Benoît Payan et les navires de croisières: conviction, respect des alliances électorales ou marketing politique bien emballé ?

La relation entre Benoît Payan et les compagnies de croisières qui s’arrêtent sur les côtes marseillaises est, disons-le franchement, agitée. En phase avec les enjeux environnementaux actuels, les prises de positions du maire de Marseille auront su polariser l’opinion publique tant sur le fond que sur la forme. Pétition lancée sur les réseaux sociaux, interventions régulières au conseil municipal et dans la presse, promesses formulées lors de la campagne électorale des municipales de 2020…. son bras de fer avec ce secteur économique est à la frontière entre opportunisme électoral, marketing politique et réelles convictions idéologiques.

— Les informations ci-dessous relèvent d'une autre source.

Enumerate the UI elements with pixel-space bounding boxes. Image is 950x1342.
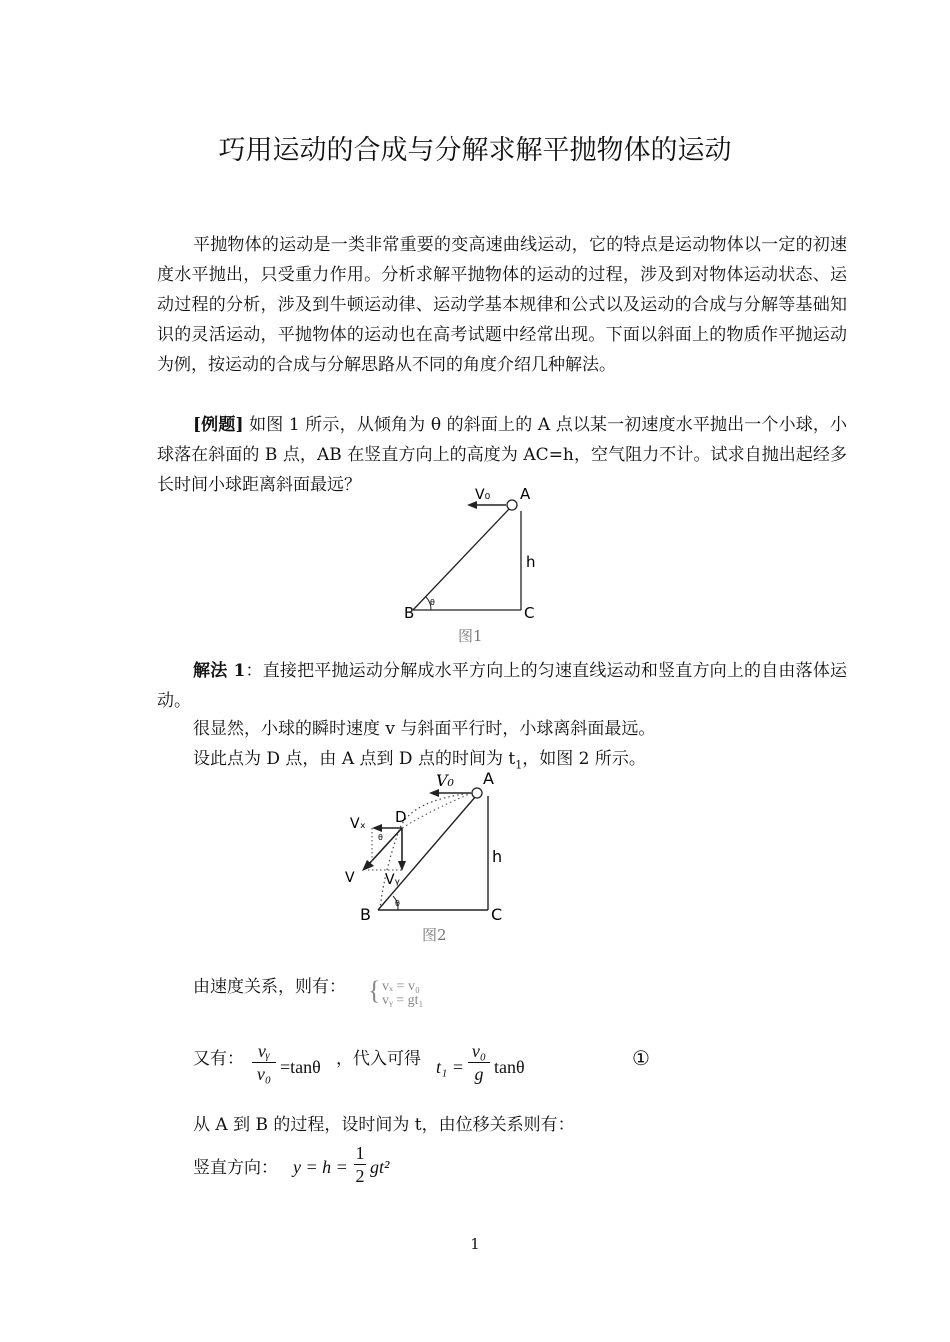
- vertical-eq-lhs: y = h =: [293, 1157, 348, 1177]
- fig2-label-b: B: [360, 905, 371, 924]
- fig1-slope-ab: [413, 507, 511, 610]
- figure-2-caption: 图2: [422, 926, 447, 944]
- fig1-label-theta: θ: [430, 598, 435, 607]
- fig2-v0-arrowhead: [429, 789, 439, 797]
- t1-rhs: tanθ: [494, 1057, 525, 1077]
- line3-pre: 设此点为 D 点，由 A 点到 D 点的时间为 t: [193, 749, 516, 769]
- solution1-text: ：直接把平抛运动分解成水平方向上的匀速直线运动和竖直方向上的自由落体运动。: [157, 661, 848, 711]
- eq-sys-line2: vᵧ = gt₁: [382, 993, 424, 1008]
- fig1-label-v0: V₀: [475, 487, 491, 503]
- fig2-slope-ab: [378, 796, 476, 910]
- tan-theta-rhs: =tanθ: [280, 1057, 321, 1077]
- solution1-line2: 很显然，小球的瞬时速度 v 与斜面平行时，小球离斜面最远。: [193, 719, 656, 739]
- page-title: 巧用运动的合成与分解求解平抛物体的运动: [218, 135, 732, 166]
- eq-sys-line1: vₓ = v₀: [382, 979, 420, 994]
- example-label: [例题]: [193, 415, 244, 435]
- fig2-label-a: A: [483, 769, 494, 788]
- fig2-label-vy: Vᵧ: [385, 872, 400, 888]
- line3-post: ，如图 2 所示。: [522, 749, 646, 769]
- fig2-label-theta: θ: [395, 899, 400, 908]
- solution1-paragraph: [157, 656, 847, 716]
- fig1-label-b: B: [404, 604, 415, 622]
- equation-brace: {: [368, 976, 381, 1005]
- velocity-relation-text: 由速度关系，则有：: [193, 977, 346, 997]
- vertical-eq-rhs: gt²: [370, 1157, 390, 1177]
- fraction-v0-g: [468, 1040, 490, 1085]
- fig2-label-c: C: [491, 905, 503, 924]
- frac-v0: v₀: [256, 1064, 272, 1084]
- figure-1: [395, 485, 555, 625]
- figure-1-caption: 图1: [458, 627, 483, 645]
- fig2-label-theta-top: θ: [378, 833, 383, 842]
- fig2-label-v0: V₀: [436, 771, 454, 790]
- fig2-vy-arrowhead: [398, 861, 406, 871]
- fig2-v-arrow: [368, 828, 402, 865]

L’historique de son engagement concernant l’impact de la pollution des navires de croisière remonte à bien avant son élection comme maire de la deuxième ville de France. Son premier fait d’arme est un courrier commun envoyé avec Josette Sportiello, conseillère municipale PS à la Ville de Marseille, en septembre 2016 à la Ministre de l’Environnement de l’époque, Ségolène Royal. Rappelant que Marseille avait doublé le nombre d’escales de bateaux de croisière entre 2005 et 2016, il dénonçait déjà le fait que ‘les pouvoirs publics n’auraient à aucun moment pris en compte les problèmes environnementaux et le scandale sanitaire engendré par cette pollution’. En janvier 2018, rebelote: le jeune élu, alors président de l’opposition au conseil municipal, souligne dans un reportage de BFM TV que la santé des Marseillais n’aurait pas de prix et ne pourrait être mise en concurrence avec le développement économique et touristique de la ville, il affirme régulièrement que la pollution générée par les navires de croisières serait comparable à celle d’un million de voitures ou d’une usine à charbon du XIXᵉ siècle. En 2018 toujours, il tente de voter une taxe de séjour pour les croisiéristes – sans succès. Deux visions s’opposent frontalement: celle de la croisière comme attraction touristique, portée par la droite et en particulier Jean-Claude Gaudin, le maire de Marseille jusqu’en 2020, et celle de la protection des Marseillais, défendue par la gauche. 

Les élections municipales de 2020 changent la donne : la coalition de différents partis de gauche autour du Printemps Marseillais est élue avec la promesse ‘d’accélérer l’électrification des quais pour que les bateaux de croisière et de marchandises puissent se brancher et réduire la pollution de l’air’ . Fraîchement élu maire de Marseille le 21 décembre 2020, Benoît Payan supprime dès la première séance du conseil municipal plus de la moitié des subventions pour le Club de la Croisière, avant d’interrompre carrément l’adhésion de la Ville à cette organisation en mai 2021. En le décrivant dans un communiqué comme ‘un outil de lobbying (…) dans lequel la relation entre pouvoirs publics et intérêts privés n’est pas équilibrée’, la mairie marque un tournant dans sa relation avec les croisiéristes. 


Très vite, le maire de Marseille prend le leadership de la lutte contre les compagnies de croisières : la mise en ligne d’une pétition en juillet 2022, signée actuellement par 53 000 internautes (sur 860 000 Marseillais), exige une série de réglementations contre la pollution atmosphérique due au transport maritime. Les soutiens sont nombreux à gauche, notamment chez les élus écologistes de la Ville et les trois nouveaux députés Nupes à Marseille. Le combat du Maire va donc au-delà des limites géographiques de la cité phocéenne. La pétition stipule que ‘les Marseillaises et Marseillais, [exigent] que les règles internationales changent et soient bien plus protectrices de nos mers et de nos villes (…) et des pouvoirs publics la mise en œuvre d’une interdiction des escales pour les navires les plus polluants durant les pics de pollution’. Ici, la cause de ses administrés est extrapolée à l’échelle nationale et même internationale. Une telle manœuvre est très politique, et c’est d’ailleurs sur le terrain politique que le combat se déporte : la première réaction du Président du conseil régional de la région Sud, Renaud Muselier est, de lancer une pique sur la forme, en estimant que ‘ce n’est peut-être pas à un maire de lancer une pétition, c’est plutôt à un maire d’agir’.